Jusqu'à présent, l'espérance de vie à la naissance a progressé à grand pas, grâce au progrès du bien-être général, de la paix, de la médecine, de l'hygiène et de l'alimentation, mais, à l'image de ce qui se passe dans la nature, où les arbres ne poussent jamais jusqu'au ciel, cette progression devrait fatalement un jour atteindre ses limites, ce qui pourrait, dans un proche avenir devenir le cas sur notre planète.
Il suffit d'observer la vie de tous les jours d'un nombre ne croissant de personnes qui tombent, dans un pays riche comme la France, dans un état de précarité et de pauvreté.
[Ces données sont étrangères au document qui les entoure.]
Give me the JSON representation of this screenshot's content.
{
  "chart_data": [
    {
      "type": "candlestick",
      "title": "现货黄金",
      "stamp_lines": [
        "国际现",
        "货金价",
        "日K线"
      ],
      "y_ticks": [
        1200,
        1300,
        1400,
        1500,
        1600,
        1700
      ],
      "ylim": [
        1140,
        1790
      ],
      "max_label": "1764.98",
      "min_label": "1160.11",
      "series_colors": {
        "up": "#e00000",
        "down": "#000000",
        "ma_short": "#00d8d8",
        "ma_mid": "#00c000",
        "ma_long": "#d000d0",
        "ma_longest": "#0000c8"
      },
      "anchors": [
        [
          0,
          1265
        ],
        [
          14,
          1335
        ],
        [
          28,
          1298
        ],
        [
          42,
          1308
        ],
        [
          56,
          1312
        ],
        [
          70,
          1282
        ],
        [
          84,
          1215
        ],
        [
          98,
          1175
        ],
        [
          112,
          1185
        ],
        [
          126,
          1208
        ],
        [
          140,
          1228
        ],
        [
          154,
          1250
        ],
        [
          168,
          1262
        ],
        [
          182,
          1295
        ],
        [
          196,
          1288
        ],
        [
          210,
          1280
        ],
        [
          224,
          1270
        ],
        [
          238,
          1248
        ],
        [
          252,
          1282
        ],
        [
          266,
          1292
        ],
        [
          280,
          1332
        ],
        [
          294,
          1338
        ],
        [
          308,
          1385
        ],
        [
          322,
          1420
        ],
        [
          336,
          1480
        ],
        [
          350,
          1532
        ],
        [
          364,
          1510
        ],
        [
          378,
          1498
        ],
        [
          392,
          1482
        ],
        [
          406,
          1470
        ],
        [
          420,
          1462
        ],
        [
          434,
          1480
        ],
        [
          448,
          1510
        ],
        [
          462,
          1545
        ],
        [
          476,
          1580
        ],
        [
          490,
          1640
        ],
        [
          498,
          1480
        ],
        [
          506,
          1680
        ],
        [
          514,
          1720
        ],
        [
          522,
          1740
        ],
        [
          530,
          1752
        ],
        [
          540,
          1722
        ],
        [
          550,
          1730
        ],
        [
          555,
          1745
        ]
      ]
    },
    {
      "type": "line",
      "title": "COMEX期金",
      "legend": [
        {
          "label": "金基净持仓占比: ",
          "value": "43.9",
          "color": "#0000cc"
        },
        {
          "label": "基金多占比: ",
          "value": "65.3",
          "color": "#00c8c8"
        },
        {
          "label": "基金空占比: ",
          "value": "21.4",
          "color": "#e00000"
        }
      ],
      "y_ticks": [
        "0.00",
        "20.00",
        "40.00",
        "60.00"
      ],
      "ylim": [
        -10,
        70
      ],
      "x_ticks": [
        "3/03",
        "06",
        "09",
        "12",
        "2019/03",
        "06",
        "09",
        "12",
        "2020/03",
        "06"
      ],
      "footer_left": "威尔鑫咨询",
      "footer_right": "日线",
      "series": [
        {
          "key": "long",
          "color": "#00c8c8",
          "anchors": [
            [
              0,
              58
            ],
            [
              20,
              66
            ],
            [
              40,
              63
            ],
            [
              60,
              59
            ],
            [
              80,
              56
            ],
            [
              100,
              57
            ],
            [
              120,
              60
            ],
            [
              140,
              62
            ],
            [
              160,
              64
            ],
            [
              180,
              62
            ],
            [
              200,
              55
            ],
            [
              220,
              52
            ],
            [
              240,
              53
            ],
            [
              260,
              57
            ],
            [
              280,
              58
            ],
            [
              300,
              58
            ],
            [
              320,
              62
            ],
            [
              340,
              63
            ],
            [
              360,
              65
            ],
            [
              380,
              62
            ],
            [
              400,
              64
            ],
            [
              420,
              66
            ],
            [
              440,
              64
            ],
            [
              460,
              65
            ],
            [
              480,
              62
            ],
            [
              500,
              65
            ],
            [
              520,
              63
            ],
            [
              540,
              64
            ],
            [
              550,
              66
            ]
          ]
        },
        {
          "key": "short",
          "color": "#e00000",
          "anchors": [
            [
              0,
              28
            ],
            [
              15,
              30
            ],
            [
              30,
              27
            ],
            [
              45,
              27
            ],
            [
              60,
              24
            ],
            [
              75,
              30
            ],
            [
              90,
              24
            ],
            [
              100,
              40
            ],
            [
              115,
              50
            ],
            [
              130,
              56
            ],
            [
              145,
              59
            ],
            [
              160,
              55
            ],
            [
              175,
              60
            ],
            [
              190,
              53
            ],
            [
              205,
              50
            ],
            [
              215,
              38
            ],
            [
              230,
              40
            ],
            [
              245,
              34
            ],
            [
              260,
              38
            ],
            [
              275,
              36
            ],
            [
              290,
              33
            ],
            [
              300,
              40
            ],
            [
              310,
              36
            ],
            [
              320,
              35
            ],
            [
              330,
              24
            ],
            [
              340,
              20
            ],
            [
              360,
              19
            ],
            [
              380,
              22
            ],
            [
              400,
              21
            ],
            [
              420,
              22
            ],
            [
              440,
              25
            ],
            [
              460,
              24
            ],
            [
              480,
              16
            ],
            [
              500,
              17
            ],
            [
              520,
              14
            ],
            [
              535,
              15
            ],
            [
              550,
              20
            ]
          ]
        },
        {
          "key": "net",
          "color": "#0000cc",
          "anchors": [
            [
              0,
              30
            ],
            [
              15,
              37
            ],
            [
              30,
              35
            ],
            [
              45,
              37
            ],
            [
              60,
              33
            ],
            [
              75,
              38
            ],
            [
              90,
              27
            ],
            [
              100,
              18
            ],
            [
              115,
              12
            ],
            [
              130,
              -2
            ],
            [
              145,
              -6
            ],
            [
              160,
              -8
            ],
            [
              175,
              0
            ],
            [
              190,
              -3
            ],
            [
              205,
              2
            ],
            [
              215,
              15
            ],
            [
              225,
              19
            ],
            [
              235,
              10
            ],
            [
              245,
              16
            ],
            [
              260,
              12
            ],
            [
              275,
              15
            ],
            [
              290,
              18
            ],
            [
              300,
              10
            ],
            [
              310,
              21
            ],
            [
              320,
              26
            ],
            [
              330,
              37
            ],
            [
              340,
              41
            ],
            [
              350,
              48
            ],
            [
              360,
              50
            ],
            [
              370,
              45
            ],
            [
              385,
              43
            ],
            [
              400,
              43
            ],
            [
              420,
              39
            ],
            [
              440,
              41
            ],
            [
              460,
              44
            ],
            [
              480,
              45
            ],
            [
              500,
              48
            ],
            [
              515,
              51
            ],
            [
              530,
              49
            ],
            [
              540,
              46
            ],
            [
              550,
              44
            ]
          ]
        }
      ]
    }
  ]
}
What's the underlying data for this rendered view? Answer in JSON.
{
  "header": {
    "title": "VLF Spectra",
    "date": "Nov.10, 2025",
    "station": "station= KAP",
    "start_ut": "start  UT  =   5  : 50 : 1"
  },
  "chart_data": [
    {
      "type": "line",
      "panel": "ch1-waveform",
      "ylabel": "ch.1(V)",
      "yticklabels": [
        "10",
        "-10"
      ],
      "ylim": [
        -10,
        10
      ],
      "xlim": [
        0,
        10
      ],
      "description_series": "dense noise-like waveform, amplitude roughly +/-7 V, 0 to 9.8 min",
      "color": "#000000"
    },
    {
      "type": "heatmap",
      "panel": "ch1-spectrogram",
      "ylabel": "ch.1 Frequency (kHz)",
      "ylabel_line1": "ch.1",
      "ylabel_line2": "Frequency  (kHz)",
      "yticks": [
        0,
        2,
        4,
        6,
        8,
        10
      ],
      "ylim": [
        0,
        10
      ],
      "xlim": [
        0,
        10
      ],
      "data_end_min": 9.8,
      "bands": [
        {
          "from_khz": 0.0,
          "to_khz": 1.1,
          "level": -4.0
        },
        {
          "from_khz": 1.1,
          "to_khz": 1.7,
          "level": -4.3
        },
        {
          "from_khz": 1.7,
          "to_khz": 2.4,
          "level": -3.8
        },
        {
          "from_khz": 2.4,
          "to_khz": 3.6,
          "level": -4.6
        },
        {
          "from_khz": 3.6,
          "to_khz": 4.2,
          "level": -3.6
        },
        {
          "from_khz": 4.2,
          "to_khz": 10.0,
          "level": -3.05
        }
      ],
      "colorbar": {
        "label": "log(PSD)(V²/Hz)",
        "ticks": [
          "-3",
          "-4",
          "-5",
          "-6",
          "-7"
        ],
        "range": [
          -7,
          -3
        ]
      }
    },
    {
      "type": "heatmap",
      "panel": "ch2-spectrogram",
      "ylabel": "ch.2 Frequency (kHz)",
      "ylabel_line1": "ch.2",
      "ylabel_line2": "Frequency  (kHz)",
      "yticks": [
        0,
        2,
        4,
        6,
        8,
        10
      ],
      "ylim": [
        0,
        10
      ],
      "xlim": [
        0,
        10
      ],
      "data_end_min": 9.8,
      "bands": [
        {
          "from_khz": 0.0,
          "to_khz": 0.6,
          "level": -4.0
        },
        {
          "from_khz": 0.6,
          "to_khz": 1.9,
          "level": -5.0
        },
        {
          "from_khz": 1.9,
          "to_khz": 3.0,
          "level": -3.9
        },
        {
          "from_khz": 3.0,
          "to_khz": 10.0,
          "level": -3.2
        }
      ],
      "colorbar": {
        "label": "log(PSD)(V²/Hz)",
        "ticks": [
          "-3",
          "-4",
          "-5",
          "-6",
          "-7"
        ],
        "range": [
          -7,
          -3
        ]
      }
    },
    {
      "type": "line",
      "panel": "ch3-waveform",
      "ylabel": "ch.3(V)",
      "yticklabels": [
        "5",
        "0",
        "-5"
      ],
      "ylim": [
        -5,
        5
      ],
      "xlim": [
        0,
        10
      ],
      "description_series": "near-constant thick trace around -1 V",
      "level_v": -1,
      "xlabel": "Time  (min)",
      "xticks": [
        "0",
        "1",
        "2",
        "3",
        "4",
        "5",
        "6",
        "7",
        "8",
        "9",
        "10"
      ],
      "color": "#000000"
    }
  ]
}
Cette situation se répercute fatalement sur leur état de santé physique et psychique et, par conséquent sur leur espérance de vie.
Ceux qui sont nés durant les 30 glorieuses ont vu leur espérance de vie à la naissance progresser, puis stagner avant d'amorcer sans doute un déclin.
Ce sont des moyennes et chacun suit sa propre trajectoire, selon le mode de vie qu'il a choisi où qui s'est imposé à lui, ce qui s'appelle le destin.
Mais voyons le côté pratique d'une telle évolution qui concernera tôt ou tard la quasi-totalité de la population, nous voulons parler des régimes de retraites, tributaires de l'évolution de l'espérance de vie de chacun.
Pour ce qui est des titulaires d'un régime de retraite par capitalisation, le capital épargné sera converti en rente viagère, sur une ou deux têtes sur la base des tables de mortalité en vigueur au moment de la conversion.
Pour eux c'est une bonne nouvelle, car si la mortalité progresse au lieu de reculer, le montant de leur rente viagère augmentera en conséquence, à capital égal.
Pour ce qui concerne les régimes de retraite par répartition, qui ne sont pas tenus par un engagement de résultat, le décès de chaque retraité met fin à leur engagement à son égard, sans réduire pour autant la masse à répartir entre un nombre plus faible d'ayant droit.
La réduction de leur espérance de vie devrait se traduire, à la longue, par une augmentation des pensions.
Quant aux pensions des fonctionnaires qui ne sont pas provisionnés mais payées sur les budgets courants, ce sont ces budgets qui s'allégeront d'autant.
Si cette évolution de la mortalité, se confirme, elle aura une incidence sur la répartition démographique de la population à laquelle il faut s'adapter en permanence.